YES: There are many compelling moral, ethical and pragmatic reasons to expect the donation of organs after death.

  1. The shortage of live organ donors in countries and hospitals worldwide consign many patients to either painful or prematurely shortened lifespans, making mandatory organ donations from those who have passed away a pragmatic solution to the problem.

  2. The donation of suitable organs after death may be a final gift that individuals bestow on humanity in furthering scientific and medical progress, making the action a morally compelling case for all who may want to fulfill their obligations to humanity in a complete manner.

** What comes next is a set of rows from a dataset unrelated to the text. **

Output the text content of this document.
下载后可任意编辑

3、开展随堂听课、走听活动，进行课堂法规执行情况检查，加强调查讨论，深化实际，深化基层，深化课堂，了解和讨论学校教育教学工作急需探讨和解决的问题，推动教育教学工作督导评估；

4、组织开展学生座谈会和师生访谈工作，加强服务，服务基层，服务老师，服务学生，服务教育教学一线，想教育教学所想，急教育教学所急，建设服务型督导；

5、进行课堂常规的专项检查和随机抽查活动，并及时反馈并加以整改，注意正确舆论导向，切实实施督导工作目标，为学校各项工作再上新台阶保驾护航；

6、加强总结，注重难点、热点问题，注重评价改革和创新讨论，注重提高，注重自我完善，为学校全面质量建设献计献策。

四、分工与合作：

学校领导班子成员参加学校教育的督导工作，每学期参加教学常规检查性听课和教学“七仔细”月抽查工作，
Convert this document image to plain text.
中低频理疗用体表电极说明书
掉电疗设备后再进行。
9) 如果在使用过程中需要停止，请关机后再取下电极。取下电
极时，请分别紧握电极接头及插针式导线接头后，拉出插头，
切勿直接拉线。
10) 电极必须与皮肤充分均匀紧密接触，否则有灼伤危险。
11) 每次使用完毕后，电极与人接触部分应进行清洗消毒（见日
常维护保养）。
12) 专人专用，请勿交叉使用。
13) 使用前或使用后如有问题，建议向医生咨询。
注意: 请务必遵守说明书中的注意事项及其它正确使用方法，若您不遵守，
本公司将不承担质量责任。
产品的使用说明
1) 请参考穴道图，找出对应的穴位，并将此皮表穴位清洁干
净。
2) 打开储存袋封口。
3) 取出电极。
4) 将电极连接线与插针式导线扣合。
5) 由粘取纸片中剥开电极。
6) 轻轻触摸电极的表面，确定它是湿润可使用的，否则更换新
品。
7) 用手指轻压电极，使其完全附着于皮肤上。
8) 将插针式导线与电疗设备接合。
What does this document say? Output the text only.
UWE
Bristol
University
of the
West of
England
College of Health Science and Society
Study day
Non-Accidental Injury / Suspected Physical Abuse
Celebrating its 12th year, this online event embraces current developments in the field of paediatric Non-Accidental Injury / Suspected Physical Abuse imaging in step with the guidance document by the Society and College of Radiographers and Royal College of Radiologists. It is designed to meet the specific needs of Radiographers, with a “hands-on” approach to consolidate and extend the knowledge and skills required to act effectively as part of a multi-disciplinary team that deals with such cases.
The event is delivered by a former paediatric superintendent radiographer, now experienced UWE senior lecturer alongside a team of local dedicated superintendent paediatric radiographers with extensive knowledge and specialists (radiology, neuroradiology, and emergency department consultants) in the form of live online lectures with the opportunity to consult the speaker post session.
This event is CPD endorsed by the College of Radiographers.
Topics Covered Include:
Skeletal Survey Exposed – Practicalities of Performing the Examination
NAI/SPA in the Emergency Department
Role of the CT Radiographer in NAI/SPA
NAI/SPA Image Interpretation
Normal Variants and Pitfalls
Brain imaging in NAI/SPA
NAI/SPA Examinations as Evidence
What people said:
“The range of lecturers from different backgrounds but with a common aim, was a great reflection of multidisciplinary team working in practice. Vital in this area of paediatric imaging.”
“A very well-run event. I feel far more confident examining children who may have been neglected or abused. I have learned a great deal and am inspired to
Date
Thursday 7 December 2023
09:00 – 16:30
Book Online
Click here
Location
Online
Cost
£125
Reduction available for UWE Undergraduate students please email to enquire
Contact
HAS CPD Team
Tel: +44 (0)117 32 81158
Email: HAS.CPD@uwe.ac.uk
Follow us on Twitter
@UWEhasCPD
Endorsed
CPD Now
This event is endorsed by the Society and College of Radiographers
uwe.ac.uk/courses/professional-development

  3. Some societies may have legal frameworks and legislation in place to encourage the donation of organs after death for all citizens through the signing of a prior agreement, thereby giving citizens the opportunity to consciously serve their community even in death.

  4. The mandatory donation of organs after death will address law, order and security challenges which may otherwise arise from the shortage of organs, making the proposal a practical one for the international community to consider and adopt.

NO: The donation of organs after death should not be universally applied as doing so may lead to unmanageable moral, ethical and pragmatic implications for society. 

  1. The pain and trauma of prematurely shortened lifespans for both patients and their families may be understandable but enforcing the donation of organs from dead donors may be untimely and sharpen the grief of these donors’ families which have not yet come to terms with their loved ones’ passing.

  2. As science advances, suitable alternatives to authentic organs may be found, making the donation of organs after death a matter of personal choice rather than moral compunction enforced by society or one’s sense of obligation.

  3. The donation of suitable organs to be used in scientific and medical research may be valid but is fraught with practical issues concerning potential misuse or controversy, making the case less feasible for everyone unless such challenges are adequately addressed by society.

  4. Strong sentiments arising from religious, cultural and personal beliefs that oppose the donation of organs after death may prevent some societies from implementing the practice and enforcing it on all citizens.